US evaluation finds security and performance gaps in DeepSeek AI models
The CAISI report was produced as part of President Trump’s America’s AI Action Plan, which mandates federal evaluation of foreign AI systems and their potential security risks.

A new evaluation by the US Department of Commerce’s Center for AI Standards and Innovation (CAISI) has found that artificial intelligence models developed by China’s DeepSeek lag behind US models in key areas including performance, cost, security, and adoption.

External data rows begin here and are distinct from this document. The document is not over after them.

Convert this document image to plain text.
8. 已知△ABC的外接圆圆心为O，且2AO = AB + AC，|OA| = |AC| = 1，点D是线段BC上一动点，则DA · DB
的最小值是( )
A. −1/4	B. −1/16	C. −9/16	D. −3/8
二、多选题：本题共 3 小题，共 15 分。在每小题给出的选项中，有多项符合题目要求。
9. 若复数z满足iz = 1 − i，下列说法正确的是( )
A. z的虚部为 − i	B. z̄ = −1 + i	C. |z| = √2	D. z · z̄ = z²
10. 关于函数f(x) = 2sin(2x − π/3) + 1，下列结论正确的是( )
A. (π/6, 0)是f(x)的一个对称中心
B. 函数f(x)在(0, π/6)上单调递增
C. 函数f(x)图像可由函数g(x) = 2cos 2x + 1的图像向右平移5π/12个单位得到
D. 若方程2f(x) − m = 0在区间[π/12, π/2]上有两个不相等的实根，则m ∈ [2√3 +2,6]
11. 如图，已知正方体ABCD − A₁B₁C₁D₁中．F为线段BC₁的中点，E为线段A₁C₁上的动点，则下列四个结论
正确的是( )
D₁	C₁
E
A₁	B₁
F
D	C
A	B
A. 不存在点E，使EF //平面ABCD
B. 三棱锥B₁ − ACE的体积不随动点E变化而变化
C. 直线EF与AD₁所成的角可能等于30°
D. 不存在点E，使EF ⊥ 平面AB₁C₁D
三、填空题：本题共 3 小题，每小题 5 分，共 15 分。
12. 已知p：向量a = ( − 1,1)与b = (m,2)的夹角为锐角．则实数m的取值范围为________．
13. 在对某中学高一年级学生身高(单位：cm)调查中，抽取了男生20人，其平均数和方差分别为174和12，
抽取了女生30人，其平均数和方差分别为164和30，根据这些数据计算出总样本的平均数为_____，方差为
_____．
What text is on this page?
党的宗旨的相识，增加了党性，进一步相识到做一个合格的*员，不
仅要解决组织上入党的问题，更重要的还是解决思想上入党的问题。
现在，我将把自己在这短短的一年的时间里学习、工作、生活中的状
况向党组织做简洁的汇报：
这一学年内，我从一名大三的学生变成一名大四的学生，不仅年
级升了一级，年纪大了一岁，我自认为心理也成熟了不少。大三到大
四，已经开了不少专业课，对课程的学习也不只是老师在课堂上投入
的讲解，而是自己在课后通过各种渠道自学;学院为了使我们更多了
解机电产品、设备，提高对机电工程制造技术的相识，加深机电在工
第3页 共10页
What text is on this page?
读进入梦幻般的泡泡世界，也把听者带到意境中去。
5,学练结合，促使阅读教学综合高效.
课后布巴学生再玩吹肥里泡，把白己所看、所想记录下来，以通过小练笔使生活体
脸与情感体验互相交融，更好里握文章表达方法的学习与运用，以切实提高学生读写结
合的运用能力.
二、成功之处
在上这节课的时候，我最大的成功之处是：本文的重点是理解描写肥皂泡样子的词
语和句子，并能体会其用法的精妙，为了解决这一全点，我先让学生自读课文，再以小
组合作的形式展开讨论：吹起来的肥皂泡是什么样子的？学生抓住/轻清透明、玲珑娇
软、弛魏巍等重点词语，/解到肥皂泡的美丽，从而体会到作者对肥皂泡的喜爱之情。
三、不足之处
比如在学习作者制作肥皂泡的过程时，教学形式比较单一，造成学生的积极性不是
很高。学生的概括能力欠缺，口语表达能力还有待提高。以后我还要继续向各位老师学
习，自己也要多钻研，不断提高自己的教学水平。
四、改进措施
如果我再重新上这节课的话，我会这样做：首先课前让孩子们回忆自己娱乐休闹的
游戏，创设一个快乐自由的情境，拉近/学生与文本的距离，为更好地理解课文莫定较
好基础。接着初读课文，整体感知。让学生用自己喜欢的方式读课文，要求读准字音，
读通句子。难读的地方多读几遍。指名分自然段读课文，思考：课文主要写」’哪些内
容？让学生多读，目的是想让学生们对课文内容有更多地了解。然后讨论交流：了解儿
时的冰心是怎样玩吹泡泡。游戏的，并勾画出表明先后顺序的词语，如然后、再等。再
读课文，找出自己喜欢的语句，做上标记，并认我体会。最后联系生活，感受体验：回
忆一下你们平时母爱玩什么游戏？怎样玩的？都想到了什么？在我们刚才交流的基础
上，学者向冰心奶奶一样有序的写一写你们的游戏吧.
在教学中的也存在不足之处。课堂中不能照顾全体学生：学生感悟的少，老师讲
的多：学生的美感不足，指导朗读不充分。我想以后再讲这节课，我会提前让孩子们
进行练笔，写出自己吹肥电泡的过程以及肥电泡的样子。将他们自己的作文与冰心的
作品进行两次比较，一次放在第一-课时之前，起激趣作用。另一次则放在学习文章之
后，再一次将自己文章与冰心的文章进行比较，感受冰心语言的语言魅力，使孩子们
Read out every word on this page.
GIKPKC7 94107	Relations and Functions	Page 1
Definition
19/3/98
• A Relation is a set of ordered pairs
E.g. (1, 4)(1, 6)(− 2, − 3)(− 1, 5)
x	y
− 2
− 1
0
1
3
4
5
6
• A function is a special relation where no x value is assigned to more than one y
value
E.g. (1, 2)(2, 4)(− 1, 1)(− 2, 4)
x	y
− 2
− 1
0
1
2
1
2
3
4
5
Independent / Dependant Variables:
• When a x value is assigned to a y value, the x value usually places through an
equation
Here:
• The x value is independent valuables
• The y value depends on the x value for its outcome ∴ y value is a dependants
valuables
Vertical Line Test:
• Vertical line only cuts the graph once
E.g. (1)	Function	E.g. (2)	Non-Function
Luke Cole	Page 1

The assessment, conducted under the National Institute of Standards and Technology (NIST), compared three DeepSeek models (R1, R1-0528, and V3.1) against four leading US systems – OpenAI’s GPT-5, GPT-5-mini, gpt-oss, and Anthropic’s Opus 4 – across 19 benchmarks. The U.S. models outperformed their Chinese counterparts in nearly every category, particularly in software engineering and cybersecurity tasks, where they solved over 20% more tasks.
The report also highlights serious security vulnerabilities. DeepSeek’s most secure model was found to be 12 times more likely than US frontier models to follow malicious instructions, such as sending phishing emails or leaking credentials in simulations. It was also far more prone to ‘jailbreaking’ attacks, responding to 94% of malicious prompts compared to just 8% among US models.
Cost efficiency was another concern: US models performed similar tasks at roughly one-third lower cost. Additionally, evaluators found that DeepSeek systems frequently amplified misleading narratives aligned with the Chinese Communist Party, raising questions about information integrity and model alignment.
The CAISI report was produced as part of President Trump’s America’s AI Action Plan, which mandates federal evaluation of foreign AI systems and their potential security risks.